I am very new to asyncio and aiohttp so if you have anything to advise me to read to get a better understanding, I will be very happy.
You can use ProcessPoolExecutor.
With run_in_executor you can do IO in your main asyncio process.
But your heavy CPU calculations in separate processes.
async def get_data(session, url, params=None):
loop = asyncio.get_event_loop()
async with session.get(url, headers=HEADERS, params=params) as response:
html = await response.text()
data = await loop.run_in_executor(None, partial(get_whatiwant_from_html, html))
return data
async def get_data_from_urls(urls):
tasks = []
async with aiohttp.ClientSession() as session:
for url in urls:
tasks.append(get_data(session, url))
result_data = await asyncio.gather(*tasks)
return result_data
executor = concurrent.futures.ProcessPoolExecutor(max_workers=10)
asyncio_loop.set_default_executor(executor)
results = asyncio_loop.run_until_complete(get_data_from_urls(urls))
You can increase your parsing speed by changing your BeautifulSoup parser from html.parser to lxml which is by far the fastest, followed by html5lib. html.parser is the slowest of them all.
Your bottleneck is not processing issue but IO. You might want multiple threads and not process:
E.g. here is a template program that scraping and sleep to make it slow but ran in multiple threads and thus complete task faster.
from concurrent.futures import ThreadPoolExecutor
import random,time
from bs4 import BeautifulSoup as bs
import requests
URL = 'http://quotesondesign.com/wp-json/posts'
def quote_stream():
'''
Quoter streamer
'''
param = dict(page=random.randint(1, 1000))
quo = requests.get(URL, params=param)
if quo.ok:
data = quo.json()
author = data[0]['title'].strip()
content = bs(data[0]['content'], 'html5lib').text.strip()
print(f'{content}\n-{author}\n')
else:
print('Connection Issues :(')
def multi_qouter(workers=4):
with ThreadPoolExecutor(max_workers=workers) as executor:
_ = [executor.submit(quote_stream) for i in range(workers)]

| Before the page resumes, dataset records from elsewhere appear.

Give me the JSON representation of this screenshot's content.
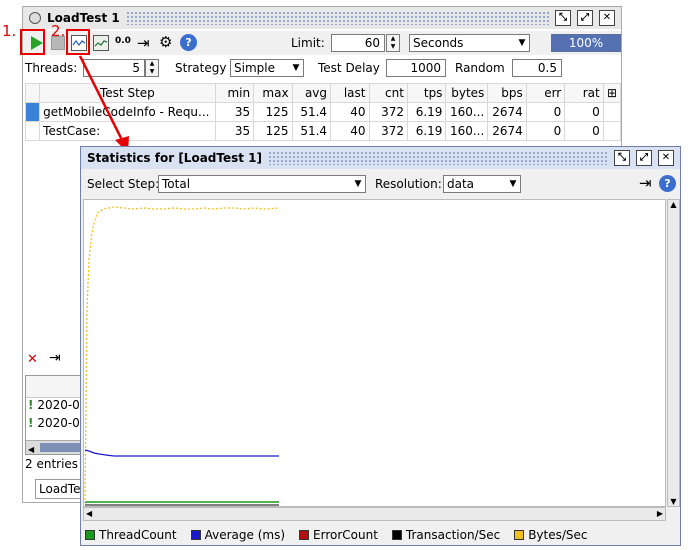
{
  "main_window": {
    "title": "LoadTest 1",
    "limit_label": "Limit:",
    "limit_value": "60",
    "limit_unit": "Seconds",
    "progress_label": "100%",
    "progress": 1.0,
    "threads_label": "Threads:",
    "threads_value": "5",
    "strategy_label": "Strategy",
    "strategy_value": "Simple",
    "test_delay_label": "Test Delay",
    "test_delay_value": "1000",
    "random_label": "Random",
    "random_value": "0.5",
    "table": {
      "columns": [
        "Test Step",
        "min",
        "max",
        "avg",
        "last",
        "cnt",
        "tps",
        "bytes",
        "bps",
        "err",
        "rat"
      ],
      "rows": [
        [
          "getMobileCodeInfo - Requ...",
          "35",
          "125",
          "51.4",
          "40",
          "372",
          "6.19",
          "160...",
          "2674",
          "0",
          "0"
        ],
        [
          "TestCase:",
          "35",
          "125",
          "51.4",
          "40",
          "372",
          "6.19",
          "160...",
          "2674",
          "0",
          "0"
        ]
      ]
    },
    "log_rows": [
      "2020-0",
      "2020-0"
    ],
    "entries_label": "2 entries",
    "bottom_tab": "LoadTest"
  },
  "annotations": {
    "step1": "1.",
    "step2": "2."
  },
  "stats_window": {
    "title": "Statistics for [LoadTest 1]",
    "select_step_label": "Select Step:",
    "select_step_value": "Total",
    "resolution_label": "Resolution:",
    "resolution_value": "data",
    "legend": [
      {
        "name": "ThreadCount",
        "color": "#1a9a1a"
      },
      {
        "name": "Average (ms)",
        "color": "#1a1acc"
      },
      {
        "name": "ErrorCount",
        "color": "#b01010"
      },
      {
        "name": "Transaction/Sec",
        "color": "#000000"
      },
      {
        "name": "Bytes/Sec",
        "color": "#f0c020"
      }
    ]
  },
  "colors": {
    "accent": "#5470b0",
    "annotation": "#e60000",
    "dots": "#8fa3c7"
  }
}
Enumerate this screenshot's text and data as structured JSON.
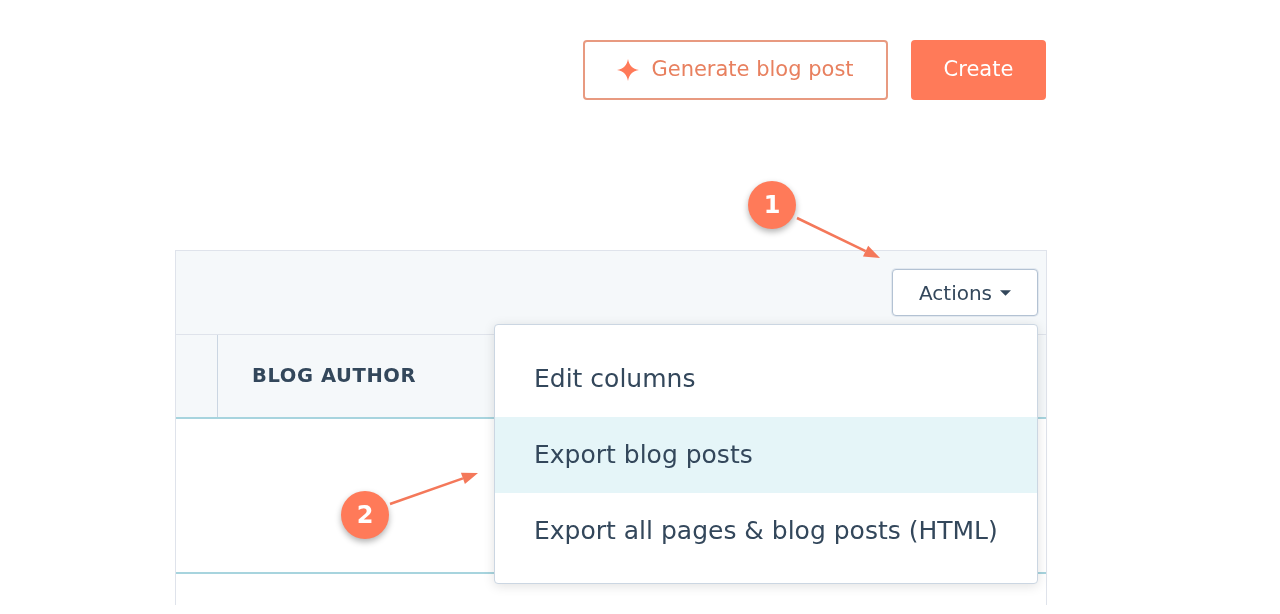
{
  "header_buttons": [
    {
      "label": "Generate blog post",
      "kind": "outline"
    },
    {
      "label": "Create",
      "kind": "primary"
    }
  ],
  "actions_button": {
    "label": "Actions",
    "expanded": true
  },
  "actions_menu": {
    "items": [
      {
        "label": "Edit columns",
        "selected": false
      },
      {
        "label": "Export blog posts",
        "selected": true
      },
      {
        "label": "Export all pages & blog posts (HTML)",
        "selected": false
      }
    ]
  },
  "table": {
    "column_headers": [
      "BLOG AUTHOR"
    ]
  },
  "annotations": [
    {
      "number": "1"
    },
    {
      "number": "2"
    }
  ]
}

if __name__ == '__main__':
now = time.time()
multi_qouter(workers=4)
print(f'Time taken {time.time()-now:.2f} seconds')
In your case, create a function that performs the task you want from starry to finish. This function would accept url and necessary parameters as arguments. After that create another function that calls the previous function in different threads, each thread having its our url. So instead of i in range(..), for url in urls. You can run 2000 threads at once, but I would prefer chunks of say 200 running parallel.